Real-time in vivo imaging of subpopulations of circulating tumor cells using antibody conjugated quantum dots

Abstract Introduction The detection of circulating tumor cells (CTCs) is very important for cancer diagnosis. CTCs can travel from primary tumors through the circulation to form secondary tumor colonies via bloodstream extravasation. The number of CTCs has been used as an indicator of cancer progress. However, the population of CTCs is very heterogeneous. It is very challenging to identify CTC subpopulations such as cancer stem cells (CSCs) with high metastatic potential, which are very important for cancer diagnostic management. Results We report a study of real-time CTC and CSC imaging in the bloodstreams of living animals using multi-photon microscopy and antibody conjugated quantum dots.
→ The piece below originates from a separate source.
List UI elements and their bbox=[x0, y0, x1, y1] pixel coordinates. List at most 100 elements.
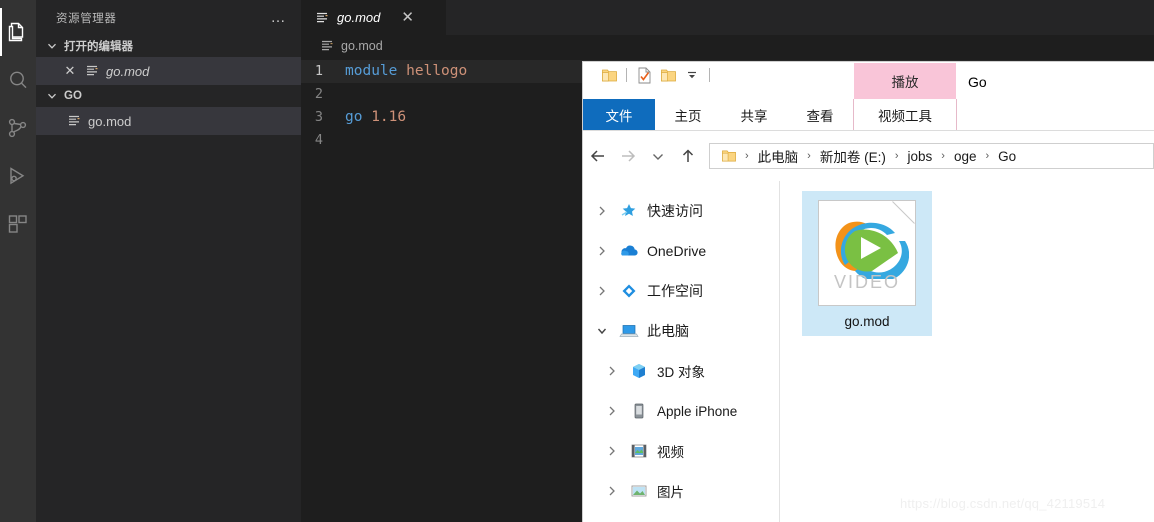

We have developed a cancer model for noninvasive imaging wherein pancreatic cancer cells expressing fluorescent proteins were subcutaneously injected into the earlobes of mice and then formed solid tumors. When the cancer cells broke away from the solid tumor, CTCs with fluorescent proteins in the bloodstream at different stages of development could be monitored noninvasively in real time. The number of CTCs observed in the blood vessels could be correlated to the tumor size in the first month and reached a maximum value of approximately 100 CTCs/min after 5 weeks of tumor inoculation. To observe CTC subpopulations, conjugated quantum dots were used. It was found that cluster of differentiation (CD)24+ CTCs can move along the blood vessel walls and migrate to peripheral tissues. CD24+ cell accumulation on the solid tumors’ sides was observed, which may provide valuable insight for designing new drugs to target cancer subpopulations with high metastatic potential. We also demonstrated that our system is capable of imaging a minor population of cancer stem cells, CD133+ CTCs, which are found in 0.7% of pancreatic cancer cells and 1%–3% of solid tumors in patients. Conclusions With the help of quantum dots, CTCs with higher metastatic potential, such as CD24+ and CD133+ CTCs, have been identified in living animals. Using our approach, it may be possible to investigate detailed metastatic mechanism such as tumor cell extravasation to the blood vessels. In addition, the number of observed CTCs in the blood stream could be correlated with tumor stage in the early stage of cancer.